By Andrew Lavender © 1996
"What Every Woman Knows" may be a flattering (and very often justifiable) allusion to the omniscience of women. But "What Every Woman Should Know"--and doesn't--is too often more to the point.
One shocking example of the gap between what women (in general) do not know but should know is the extent to which the (male-dominated) medical profession (again, in general) takes women for granted and/or treats them as second class citizens--at best!

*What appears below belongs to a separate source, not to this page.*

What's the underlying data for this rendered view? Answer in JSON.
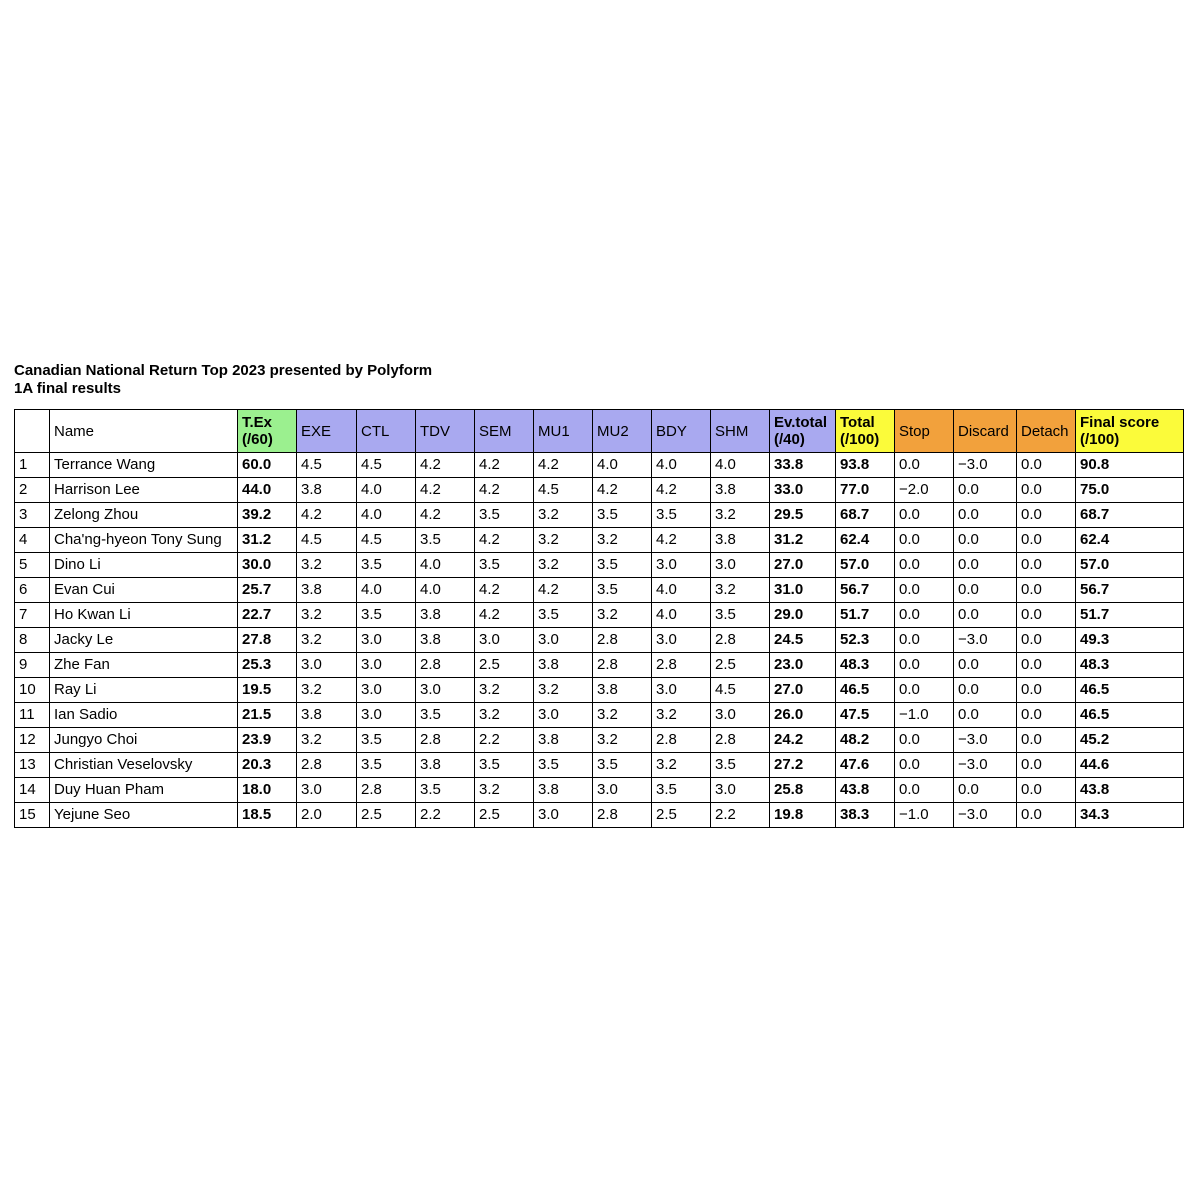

In Women and Doctors (1992), Dr. John M. Smith, a board-certified Fellow of the American College of Obstetricians and Gynecologists, the certifying medical body in Dr. Smith's field, deplores--and documents--the too often cavalier, if not incompetent, medical treatment that women as such receive at the hands of male physicians, especially in gynecology, where more inexcusable damage is done to them than they may ever know. And Dr. Smith asserts: "It is critical that women be aware of the level of abuse occurring, that they have a healthy degree of sensitivity to it, that they understand what the appropriate relationship between them and their doctor should be, and that they learn to create the proper relationship with a given physician--or if it's not possible, to recognize an improper doctor-patient relationship and end it quickly and decisively." To this, a hearty "Amen!"
And in another area where women have generally been too readily over-medicated for so many "womens complaints" (mostly stress-related) by their male doctor's, Dr. Candace Pert, internationally known research pharmacologist and professor, has been quoted: "I think we could replace 90% of mainstream medicine with a weekly massage. ... Examining life-styles [hardly the focus of the typical MD's attention] with an eye to prevention is a key focus for good health." Again, "Amen!" Here there is help for women who want to know more but who have been repeatedly told by the conventional media that massage is either a frivolous luxury for spoiled women in search of heightened beauty or for men looking for sex in disguise.
Bruria Ginton, LicMT, founder of ASSOCIATED MTs™ reports: "Massage therapy--pain relief without side effects--is already one of the three most used alternative forms of healthcare. Preventive as well as ameliorative and rehabilitative, massage therapy is--in the hands of the LMP--one of the safest, most effective means toward continued well-being and the maintenance of good health, emotionally as well as physically. And in the arena of ever-rising medical costs, it is--dollar for dollar--easily the most economical. It is this last factor, that of sky-rocketing medical costs, that should now bring to licensed massage therapists the recognition (and clientele) that it has so long deserved as the earliest, the safest, and the latest of health technologies." To this too, a final "Amen!"